The government launched a major reform program in 1995. The program included revenue mobilization through tax measures, depreciation of the customs valuation rate, the liberalization of cement prices, an increase of petroleum product prices by about 90%, and a 60% rise in electricity tariffs. The government's medium-term goal is to eliminate all subsidies by 1999–2001. Fiscal and monetary measures included the containment of primary non-development budget expenditures, partial reform of the exchange system (including currency depreciation), interest rate reform, and monetary management reforms. Furthermore, transportation and communication charges were deregulated, health and education fees were increased, and privatization programs were initiated. In 1996, 16 public enterprises were targeted for privatization. Laws prohibiting foreign investment in certain industrial sectors were abolished in 1996.

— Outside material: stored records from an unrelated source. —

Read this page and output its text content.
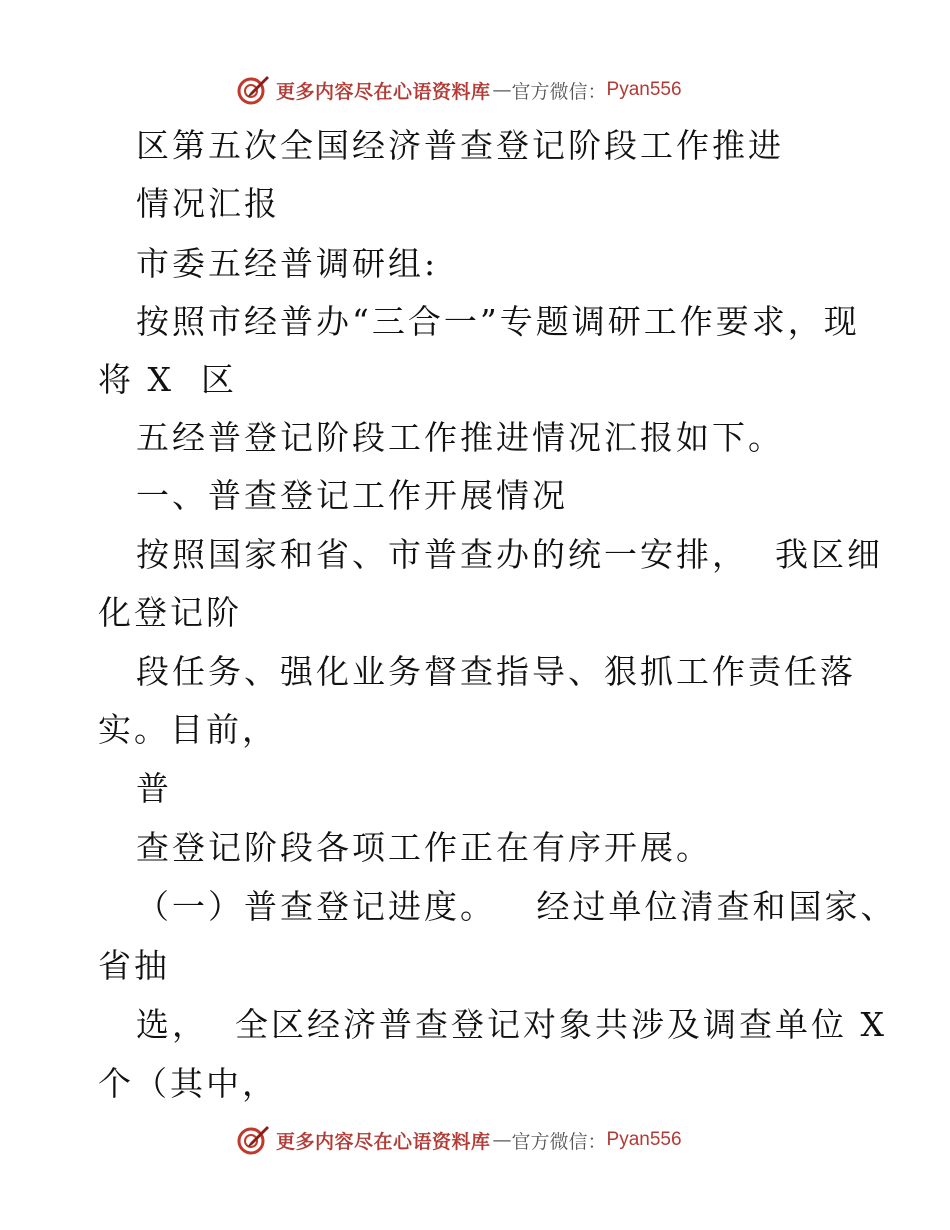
更多内容尽在心语资料库 — 官方微信： Pyan556

区第五次全国经济普查登记阶段工作推进

情况汇报

市委五经普调研组:

按照市经普办“三合一”专题调研工作要求，现

将 X  区

五经普登记阶段工作推进情况汇报如下。

一、普查登记工作开展情况

按照国家和省、市普查办的统一安排，  我区细

化登记阶

段任务、强化业务督查指导、狠抓工作责任落

实。目前，

普

查登记阶段各项工作正在有序开展。

（一）普查登记进度。   经过单位清查和国家、

省抽

选，  全区经济普查登记对象共涉及调查单位 X

个（其中，

更多内容尽在心语资料库 — 官方微信： Pyan556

International aid has an ongoing role in the economy's development. In early 1996, the IMF agreed to provide a 15-month standby credit of $191 million, and the World Bank authorized the loan of $80 million to support the reform policies. The World Bank also decided to allocate government loans to Yemen worth $365 million during 1996–99. The EU also pledged grants worth $61.7 million in 1996/97, including $30 million in project finance. Yemen benefited when Russia was admitted to the Paris Club (an organization of countries owed money from past official loans). Approximately 80% of Yemen's debts to Russia, mostly for arms purchases, was forgiven in the debt rescheduling. The remainder of Yemen's debt to Paris Club members was rescheduled under Naples terms (for the poorest countries, this allows for cancellation 50% to 66% of eligible sovereign debt), and in 2001, another Paris Club rescheduling provided an "exit treatment" that allowed Yemen to reach a sustainable level of indebtedness.

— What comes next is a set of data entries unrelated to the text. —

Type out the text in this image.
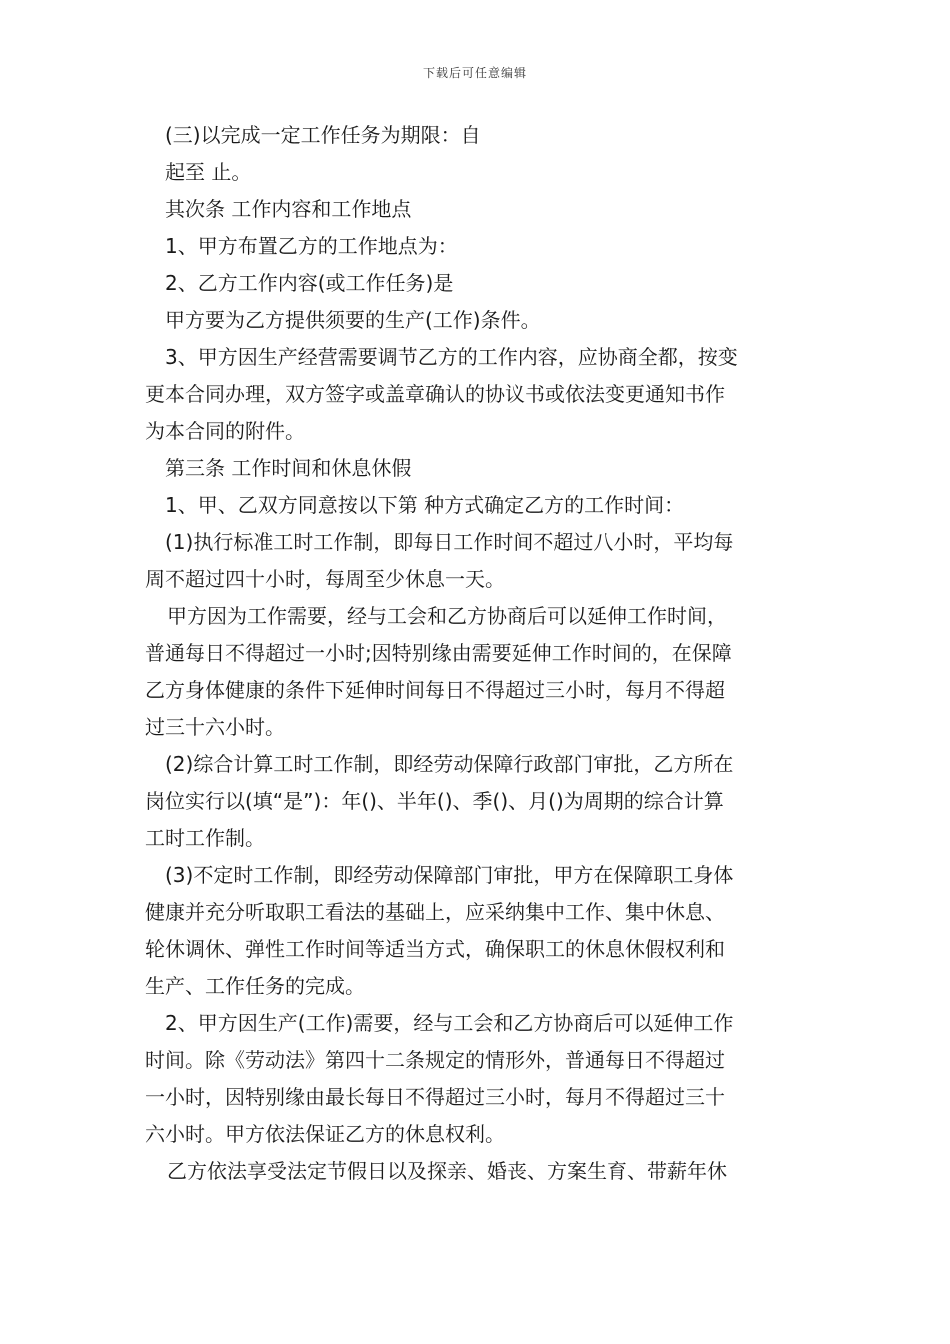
下载后可任意编辑
(三)以完成一定工作任务为期限：自
起至 止。
其次条 工作内容和工作地点
1、甲方布置乙方的工作地点为：
2、乙方工作内容(或工作任务)是
甲方要为乙方提供须要的生产(工作)条件。
3、甲方因生产经营需要调节乙方的工作内容，应协商全都，按变
更本合同办理，双方签字或盖章确认的协议书或依法变更通知书作
为本合同的附件。
第三条 工作时间和休息休假
1、甲、乙双方同意按以下第 种方式确定乙方的工作时间：
(1)执行标准工时工作制，即每日工作时间不超过八小时，平均每
周不超过四十小时，每周至少休息一天。
甲方因为工作需要，经与工会和乙方协商后可以延伸工作时间，
普通每日不得超过一小时;因特别缘由需要延伸工作时间的，在保障
乙方身体健康的条件下延伸时间每日不得超过三小时，每月不得超
过三十六小时。
(2)综合计算工时工作制，即经劳动保障行政部门审批，乙方所在
岗位实行以(填“是”)：年()、半年()、季()、月()为周期的综合计算
工时工作制。
(3)不定时工作制，即经劳动保障部门审批，甲方在保障职工身体
健康并充分听取职工看法的基础上，应采纳集中工作、集中休息、
轮休调休、弹性工作时间等适当方式，确保职工的休息休假权利和
生产、工作任务的完成。
2、甲方因生产(工作)需要，经与工会和乙方协商后可以延伸工作
时间。除《劳动法》第四十二条规定的情形外，普通每日不得超过
一小时，因特别缘由最长每日不得超过三小时，每月不得超过三十
六小时。甲方依法保证乙方的休息权利。
乙方依法享受法定节假日以及探亲、婚丧、方案生育、带薪年休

External debt was brought to a steady average of about 55% GDP for 2000 for the three years 2000. Yemen's fiscal imbalance has also improved in recent years, helped considerably by recovering oil prices in 2000. The fiscal deficit reached 6.4% of GDP in 1998, but then moderated to 0.2% of GDP in 1999, and, with increasing oil prices, soared to a surplus of 8.5% of GDP in 2000. In 2001 and 2002, the government continued to run surpluses of revenues and grants over expenditures, amounting to2.8% of GDP in 2001 and 0.4% of GDP in 2002. Inflation, however, reached over 15% in 2002 due to increased prices for fuel, electricity and food.
In 2002 the parliament signed into law a general sales tax (GST), but implementation of this major tax reform designed to broaden and rationalize the tax base was delayed with IMF approval while more information about the effect of indirect taxation was collected. Yemen remains one of the poorest and least developed countries in the world. With a birth rate of around 3% a year, poverty has actually been expanding in recent years. About one-third of households are considered to be living in poverty. Water scarcity poses a severe challenge. The water crisis involves a depletion of groundwater, so that economic activity may become unsustainable in some areas. The fertility rate is 6.4, and illiteracy among women and girls is particularly high—72% of females and 44% of males are illiterate—a social deficiency with serious implications for economic development.